/exiftool-aws-lamdba

The code provides a fully working example of AWS Lambda using exiftool.

Primary LanguagePythonMIT LicenseMIT

Exiftool Lambda

The code provides a fully working example of AWS Lambda using exiftool. It is written in python and intended to work under limited disk and RAM resources. The core functionality simply downloads chunks of a file and fills stdin for exiftool. As soon as exiftool get all information, it exits. That way, even large files can be analyzed.

The AWS diagram is presented below:

+---------------+                            +-------------------------+
|               |  s3:ObjectCreated:* event  |                         |
|   S3 bucket   +--------------------------->|   Exiftool AWS Lambda   |
|               |                            |                         |
+---------------+                            +-------------------------+

More information can be found on blog post.

Usage

Exiftool lambda can be useful for obtaining metadata of uploaded file. I.e. user uploads a file to S3, it is then passed to our Lambda and extracted metadata is returned in JSON format (which can be later passed to another Lambda for further processing).
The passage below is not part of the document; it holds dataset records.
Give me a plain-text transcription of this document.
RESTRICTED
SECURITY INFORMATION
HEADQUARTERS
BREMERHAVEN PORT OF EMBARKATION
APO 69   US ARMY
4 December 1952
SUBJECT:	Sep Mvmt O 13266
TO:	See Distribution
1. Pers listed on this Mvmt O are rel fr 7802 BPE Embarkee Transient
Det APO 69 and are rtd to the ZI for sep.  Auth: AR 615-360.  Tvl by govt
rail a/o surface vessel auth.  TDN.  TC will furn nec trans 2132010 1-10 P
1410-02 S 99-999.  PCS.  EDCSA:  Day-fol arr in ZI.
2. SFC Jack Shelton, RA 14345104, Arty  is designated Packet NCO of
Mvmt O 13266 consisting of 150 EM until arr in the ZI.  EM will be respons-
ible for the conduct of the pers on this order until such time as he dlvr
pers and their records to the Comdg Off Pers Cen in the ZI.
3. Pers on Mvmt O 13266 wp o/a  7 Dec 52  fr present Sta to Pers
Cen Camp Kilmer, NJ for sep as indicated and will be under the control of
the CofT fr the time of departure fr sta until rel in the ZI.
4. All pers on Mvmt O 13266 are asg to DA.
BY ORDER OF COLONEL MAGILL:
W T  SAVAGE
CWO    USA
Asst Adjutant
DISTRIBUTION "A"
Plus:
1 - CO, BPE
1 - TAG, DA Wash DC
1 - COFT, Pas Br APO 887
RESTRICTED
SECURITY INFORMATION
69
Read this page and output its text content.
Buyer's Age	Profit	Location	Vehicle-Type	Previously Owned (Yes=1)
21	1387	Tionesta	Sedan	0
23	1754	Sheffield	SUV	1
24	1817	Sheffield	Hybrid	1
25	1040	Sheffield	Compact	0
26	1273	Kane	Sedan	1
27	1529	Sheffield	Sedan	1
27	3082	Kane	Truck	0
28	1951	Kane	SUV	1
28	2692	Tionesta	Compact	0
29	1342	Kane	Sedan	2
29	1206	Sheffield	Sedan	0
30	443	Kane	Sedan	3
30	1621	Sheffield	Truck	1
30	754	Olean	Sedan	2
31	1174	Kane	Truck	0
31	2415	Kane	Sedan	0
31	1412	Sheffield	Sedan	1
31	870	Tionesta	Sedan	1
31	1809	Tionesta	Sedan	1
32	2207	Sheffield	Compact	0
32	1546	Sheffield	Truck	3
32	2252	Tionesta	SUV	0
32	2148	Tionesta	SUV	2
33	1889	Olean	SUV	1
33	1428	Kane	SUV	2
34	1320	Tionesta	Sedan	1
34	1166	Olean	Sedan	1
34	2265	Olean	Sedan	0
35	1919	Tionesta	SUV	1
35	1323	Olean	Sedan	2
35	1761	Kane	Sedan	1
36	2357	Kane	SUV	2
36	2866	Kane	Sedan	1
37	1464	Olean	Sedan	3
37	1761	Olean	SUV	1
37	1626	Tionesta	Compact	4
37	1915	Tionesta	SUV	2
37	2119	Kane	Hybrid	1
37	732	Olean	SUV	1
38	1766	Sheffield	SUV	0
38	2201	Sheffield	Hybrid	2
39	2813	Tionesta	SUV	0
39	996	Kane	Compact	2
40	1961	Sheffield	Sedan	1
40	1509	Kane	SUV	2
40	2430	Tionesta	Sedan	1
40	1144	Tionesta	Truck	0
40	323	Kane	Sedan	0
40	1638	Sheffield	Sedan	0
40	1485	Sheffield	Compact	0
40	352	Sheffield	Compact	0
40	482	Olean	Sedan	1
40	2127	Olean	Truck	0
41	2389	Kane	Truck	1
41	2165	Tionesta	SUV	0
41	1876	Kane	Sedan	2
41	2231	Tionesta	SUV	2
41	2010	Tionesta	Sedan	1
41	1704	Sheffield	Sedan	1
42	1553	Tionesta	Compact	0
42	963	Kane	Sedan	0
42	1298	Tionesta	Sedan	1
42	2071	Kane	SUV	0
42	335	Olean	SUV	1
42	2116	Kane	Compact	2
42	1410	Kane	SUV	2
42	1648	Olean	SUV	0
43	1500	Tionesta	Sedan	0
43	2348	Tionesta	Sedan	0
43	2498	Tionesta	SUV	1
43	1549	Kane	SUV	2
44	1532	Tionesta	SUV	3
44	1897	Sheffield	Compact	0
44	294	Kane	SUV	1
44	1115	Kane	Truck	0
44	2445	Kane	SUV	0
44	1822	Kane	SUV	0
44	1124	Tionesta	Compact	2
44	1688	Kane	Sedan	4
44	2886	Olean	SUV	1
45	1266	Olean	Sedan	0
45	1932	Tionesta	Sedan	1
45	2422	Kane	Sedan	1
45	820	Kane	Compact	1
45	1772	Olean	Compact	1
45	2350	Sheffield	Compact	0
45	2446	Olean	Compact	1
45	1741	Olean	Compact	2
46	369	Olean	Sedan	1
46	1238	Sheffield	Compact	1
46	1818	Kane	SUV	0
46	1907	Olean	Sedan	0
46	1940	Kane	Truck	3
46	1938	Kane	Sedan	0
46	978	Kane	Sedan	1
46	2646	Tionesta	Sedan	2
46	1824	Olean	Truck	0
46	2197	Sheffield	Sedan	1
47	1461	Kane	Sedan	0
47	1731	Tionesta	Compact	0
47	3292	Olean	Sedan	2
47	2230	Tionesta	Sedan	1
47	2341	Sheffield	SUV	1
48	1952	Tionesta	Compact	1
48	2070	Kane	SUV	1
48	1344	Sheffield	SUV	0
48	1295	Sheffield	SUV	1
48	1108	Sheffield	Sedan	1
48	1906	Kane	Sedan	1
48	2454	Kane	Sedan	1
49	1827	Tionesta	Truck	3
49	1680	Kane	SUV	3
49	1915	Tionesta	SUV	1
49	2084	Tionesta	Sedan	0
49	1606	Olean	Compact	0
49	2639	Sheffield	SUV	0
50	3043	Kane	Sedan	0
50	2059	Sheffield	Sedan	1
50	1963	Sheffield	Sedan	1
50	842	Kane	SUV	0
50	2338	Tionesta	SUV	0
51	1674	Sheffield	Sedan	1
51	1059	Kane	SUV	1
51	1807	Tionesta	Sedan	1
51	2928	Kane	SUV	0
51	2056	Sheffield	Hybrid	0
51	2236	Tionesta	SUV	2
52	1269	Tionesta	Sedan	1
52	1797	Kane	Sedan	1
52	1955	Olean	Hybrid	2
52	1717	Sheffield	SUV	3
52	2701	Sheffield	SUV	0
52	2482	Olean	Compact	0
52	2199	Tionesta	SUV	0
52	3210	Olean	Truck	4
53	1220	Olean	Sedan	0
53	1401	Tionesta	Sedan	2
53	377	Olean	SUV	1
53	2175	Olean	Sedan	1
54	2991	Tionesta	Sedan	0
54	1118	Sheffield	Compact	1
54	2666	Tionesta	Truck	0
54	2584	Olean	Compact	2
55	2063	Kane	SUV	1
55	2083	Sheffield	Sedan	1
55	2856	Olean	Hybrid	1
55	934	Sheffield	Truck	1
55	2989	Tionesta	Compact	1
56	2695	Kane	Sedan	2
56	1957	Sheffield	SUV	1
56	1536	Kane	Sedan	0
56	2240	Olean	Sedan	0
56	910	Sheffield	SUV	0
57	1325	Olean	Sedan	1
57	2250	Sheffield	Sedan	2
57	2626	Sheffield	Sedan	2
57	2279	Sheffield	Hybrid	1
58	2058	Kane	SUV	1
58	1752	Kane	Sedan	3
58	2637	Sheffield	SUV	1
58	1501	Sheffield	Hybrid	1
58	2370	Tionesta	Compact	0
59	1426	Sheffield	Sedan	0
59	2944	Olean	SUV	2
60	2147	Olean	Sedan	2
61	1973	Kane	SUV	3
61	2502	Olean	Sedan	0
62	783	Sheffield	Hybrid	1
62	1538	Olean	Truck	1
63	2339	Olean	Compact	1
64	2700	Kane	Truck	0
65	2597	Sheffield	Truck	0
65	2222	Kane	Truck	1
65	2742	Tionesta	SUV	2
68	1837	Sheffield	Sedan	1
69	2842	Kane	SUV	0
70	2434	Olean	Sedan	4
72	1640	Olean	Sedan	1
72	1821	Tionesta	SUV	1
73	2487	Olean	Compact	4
Since AWS Lambda is limited environment, additional layer needs to be created and attached. In order to generate layer (with exiftool executable and its dependencies) a command needs to be run:

docker compose --env-file .docker.env -f docker-compose.yml up --build --force-recreate layer

Please note that all environment variables are stored in .docker.env. In order to adjust perl or exiftool version it needs to be changed there. After docker image is build it copies exiftool.zip to layer directory.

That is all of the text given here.